Patrzyłam na Goldie, a w gardle miałam jedną wielką gulę smutku. Może nie znałam dobrze wszystkich, ale byli dla mnie nową rodziną. Przygarnęli mnie. A teraz… wolę nawet o tym nie myśleć. To wszystko wydawało się abstrakcyjnie absurdalne. Po prostu niemożliwe…

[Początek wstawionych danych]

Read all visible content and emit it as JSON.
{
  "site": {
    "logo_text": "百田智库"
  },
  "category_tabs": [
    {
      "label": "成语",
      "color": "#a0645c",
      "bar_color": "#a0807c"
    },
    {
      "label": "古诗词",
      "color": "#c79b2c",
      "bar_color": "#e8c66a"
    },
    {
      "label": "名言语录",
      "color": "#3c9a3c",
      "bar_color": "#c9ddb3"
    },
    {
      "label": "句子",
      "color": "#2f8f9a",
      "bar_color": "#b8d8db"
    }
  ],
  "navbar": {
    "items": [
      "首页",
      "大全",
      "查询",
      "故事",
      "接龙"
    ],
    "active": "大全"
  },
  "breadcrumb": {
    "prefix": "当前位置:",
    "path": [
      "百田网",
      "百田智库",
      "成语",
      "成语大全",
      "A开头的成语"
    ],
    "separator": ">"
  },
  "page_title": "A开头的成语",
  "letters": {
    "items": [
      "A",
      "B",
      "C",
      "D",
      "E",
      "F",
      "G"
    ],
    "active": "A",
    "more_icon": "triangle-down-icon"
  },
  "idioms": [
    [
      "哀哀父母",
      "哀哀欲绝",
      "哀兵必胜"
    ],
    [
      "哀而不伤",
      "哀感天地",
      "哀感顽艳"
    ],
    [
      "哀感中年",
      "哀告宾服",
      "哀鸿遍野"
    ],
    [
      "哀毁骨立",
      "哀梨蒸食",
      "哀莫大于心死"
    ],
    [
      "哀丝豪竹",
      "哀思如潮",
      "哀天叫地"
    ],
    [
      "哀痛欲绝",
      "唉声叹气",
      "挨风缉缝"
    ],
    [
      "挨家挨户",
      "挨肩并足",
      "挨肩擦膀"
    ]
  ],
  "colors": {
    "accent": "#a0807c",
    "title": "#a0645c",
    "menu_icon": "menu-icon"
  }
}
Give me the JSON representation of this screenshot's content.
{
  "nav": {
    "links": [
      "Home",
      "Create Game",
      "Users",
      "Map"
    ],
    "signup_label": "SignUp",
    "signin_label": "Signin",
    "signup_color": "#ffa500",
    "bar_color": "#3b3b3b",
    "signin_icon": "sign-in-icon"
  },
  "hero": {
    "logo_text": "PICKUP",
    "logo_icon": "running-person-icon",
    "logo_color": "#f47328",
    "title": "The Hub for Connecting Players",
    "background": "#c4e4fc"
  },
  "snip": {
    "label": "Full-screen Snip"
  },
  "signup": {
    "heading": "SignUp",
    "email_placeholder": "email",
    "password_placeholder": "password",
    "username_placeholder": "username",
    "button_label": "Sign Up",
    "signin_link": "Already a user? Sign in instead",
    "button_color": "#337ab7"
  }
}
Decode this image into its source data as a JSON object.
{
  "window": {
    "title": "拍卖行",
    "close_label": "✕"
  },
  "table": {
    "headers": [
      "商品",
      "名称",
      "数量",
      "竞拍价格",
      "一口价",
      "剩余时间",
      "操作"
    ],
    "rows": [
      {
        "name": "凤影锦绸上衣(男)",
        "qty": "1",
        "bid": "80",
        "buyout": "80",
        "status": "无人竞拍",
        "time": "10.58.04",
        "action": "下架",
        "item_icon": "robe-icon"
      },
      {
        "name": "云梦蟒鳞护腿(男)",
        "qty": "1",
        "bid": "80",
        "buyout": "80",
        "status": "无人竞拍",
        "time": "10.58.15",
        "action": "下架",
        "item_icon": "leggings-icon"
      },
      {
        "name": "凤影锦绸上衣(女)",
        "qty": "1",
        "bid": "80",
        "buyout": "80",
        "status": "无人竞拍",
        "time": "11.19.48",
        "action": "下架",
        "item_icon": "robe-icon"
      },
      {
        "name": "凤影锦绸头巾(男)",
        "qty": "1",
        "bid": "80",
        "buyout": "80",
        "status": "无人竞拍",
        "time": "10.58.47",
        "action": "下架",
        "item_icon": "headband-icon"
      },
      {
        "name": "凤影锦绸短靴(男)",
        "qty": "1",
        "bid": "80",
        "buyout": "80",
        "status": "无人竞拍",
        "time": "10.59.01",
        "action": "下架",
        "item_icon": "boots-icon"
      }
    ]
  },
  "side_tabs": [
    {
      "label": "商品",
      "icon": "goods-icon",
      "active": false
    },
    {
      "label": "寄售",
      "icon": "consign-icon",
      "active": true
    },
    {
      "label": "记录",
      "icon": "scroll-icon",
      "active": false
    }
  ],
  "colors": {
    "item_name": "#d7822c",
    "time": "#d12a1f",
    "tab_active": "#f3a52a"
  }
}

„Bo takie jest…” odezwał się głos w mojej głowie. Podskoczyłam zaskoczona. Spojrzałam teraz na wszystko z innej perspektywy. Czemu oni mieliby zginąć…? To bardzo mało prawdopodobne. Ukradkiem przyjrzałam się ciałom. Nie miały żadnych obrażeń, ani żadnych śladów walki. Spojrzałam na dziewczyny stojące nad listem.
- Słuchajcie, to chyba jest jakaś iluzja… - zaczęłam, ale nagle cały świat się zamazał i upadłam. Po chwili znowu stałam, a przede mną stał Shi.
- Podobała ci się wizja, złotko? – spytał.
- Ty wstrętny psie! – warknęłam i rzuciłam się na niego. Miałam nadzieję, że Goldie i Rose też wróciły, bo Shi przewyższał mnie siłą fizyczną i zaczynał mnie dusić ściskając za gardło.